王娡轻笑:“她给了所有人一条正路。不抢不偷不赌,抄书就能吃饭。这比光靠律法治民高明多了。”
【天幕·大明洪武年间】
朱元璋看着牢房里那些犯人埋头抄书的场景,难得没有大笑,只沉声说了句:“让人有饭吃、有事做、有盼头——这才是治民的根本。咱朱家这个丫头,懂。”
马皇后轻声道:“她连牢里的人都惦记着,这样的皇后,天下百姓将来会认她的。”
【天幕·大唐贞观年间】
李世民看着姐妹书坊里那些伏案写稿的普通百姓,微微颔首:“她给了天下人一条笔杆子讨生活的路。往后长安城里多的是写书人、读书人,少的是闲汉和赌徒。”
长孙皇后笑道:“灵犀夫人这是在给大汉朝养文气呢。”
【天幕·叶罗丽仙境】
王默举手:“所以现在有阿娇书坊、永乐书坊、姐妹书坊,还有大牢抄写队!珍珠这是要垄断长安出版业啊!”
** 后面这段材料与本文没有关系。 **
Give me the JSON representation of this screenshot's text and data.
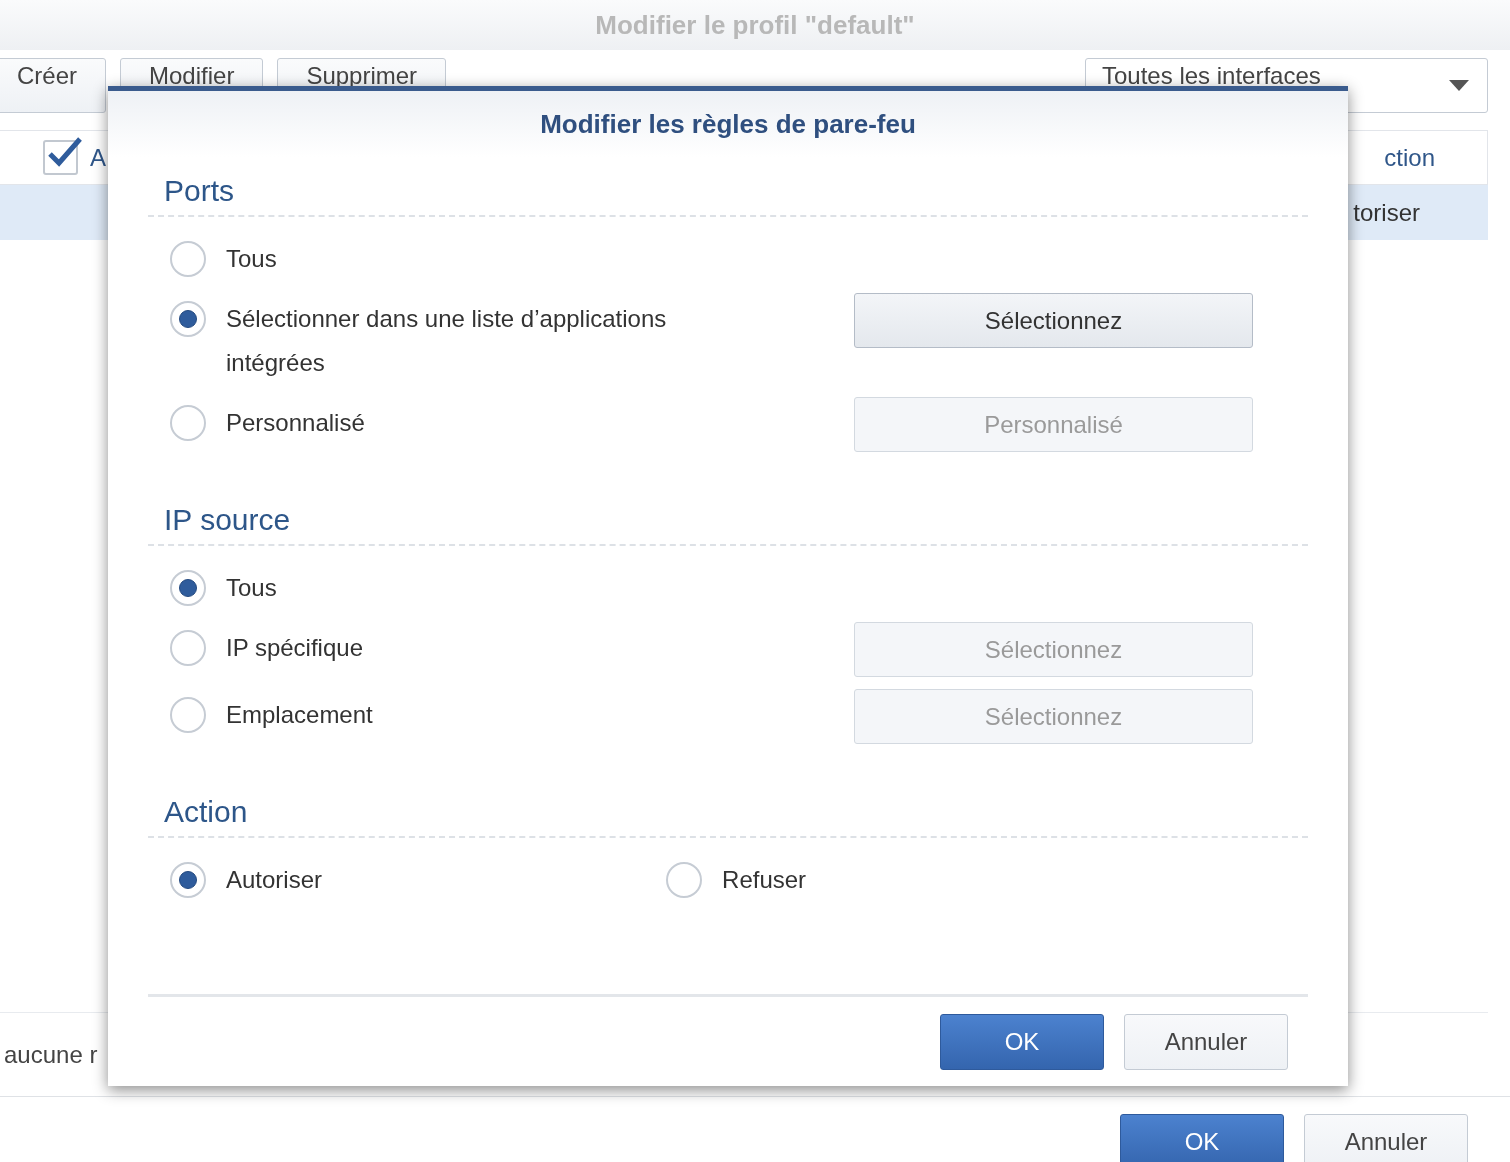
{
  "background": {
    "title": "Modifier le profil \"default\"",
    "toolbar": [
      {
        "label": "Créer"
      },
      {
        "label": "Modifier"
      },
      {
        "label": "Supprimer"
      }
    ],
    "interface_dropdown": {
      "value": "Toutes les interfaces"
    },
    "table": {
      "select_all_checked": true,
      "columns": [
        "A",
        "ction"
      ],
      "rows": [
        {
          "selected": true,
          "column_2": "toriser"
        }
      ]
    },
    "footer_text": "aucune r",
    "buttons": [
      {
        "label": "OK",
        "kind": "primary"
      },
      {
        "label": "Annuler",
        "kind": "secondary"
      }
    ]
  },
  "dialog": {
    "title": "Modifier les règles de pare-feu",
    "sections": [
      {
        "heading": "Ports",
        "kind": "list",
        "options": [
          {
            "label": "Tous",
            "selected": false
          },
          {
            "label": "Sélectionner dans une liste d’applications intégrées",
            "selected": true,
            "button": {
              "label": "Sélectionnez",
              "disabled": false
            }
          },
          {
            "label": "Personnalisé",
            "selected": false,
            "button": {
              "label": "Personnalisé",
              "disabled": true
            }
          }
        ]
      },
      {
        "heading": "IP source",
        "kind": "list",
        "options": [
          {
            "label": "Tous",
            "selected": true
          },
          {
            "label": "IP spécifique",
            "selected": false,
            "button": {
              "label": "Sélectionnez",
              "disabled": true
            }
          },
          {
            "label": "Emplacement",
            "selected": false,
            "button": {
              "label": "Sélectionnez",
              "disabled": true
            }
          }
        ]
      },
      {
        "heading": "Action",
        "kind": "inline",
        "options": [
          {
            "label": "Autoriser",
            "selected": true
          },
          {
            "label": "Refuser",
            "selected": false
          }
        ]
      }
    ],
    "buttons": [
      {
        "label": "OK",
        "kind": "primary"
      },
      {
        "label": "Annuler",
        "kind": "secondary"
      }
    ]
  }
}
颜爵摇扇:“她不止在搞出版。她在重塑整个长安的生态——赌徒变抄手,歌女变作者,犯人变工人。三间书坊,养活了几百号人,银子哗哗流入国库。汉武帝什么都不用干,躺着收钱就行。”
白光莹幽幽道:“最可怕的是,她给了所有人一条‘除了争宠和打仗之外的活路’。卫子夫以后靠写书能活,犯人们靠抄书能活,落魄书生靠写稿能活。谁还会去害她?谁舍得害她?”
“这就是格局。”颜爵合上扇子,“跟她一比,后宫那些争风吃醋的妃子们……简直像在玩泥巴。”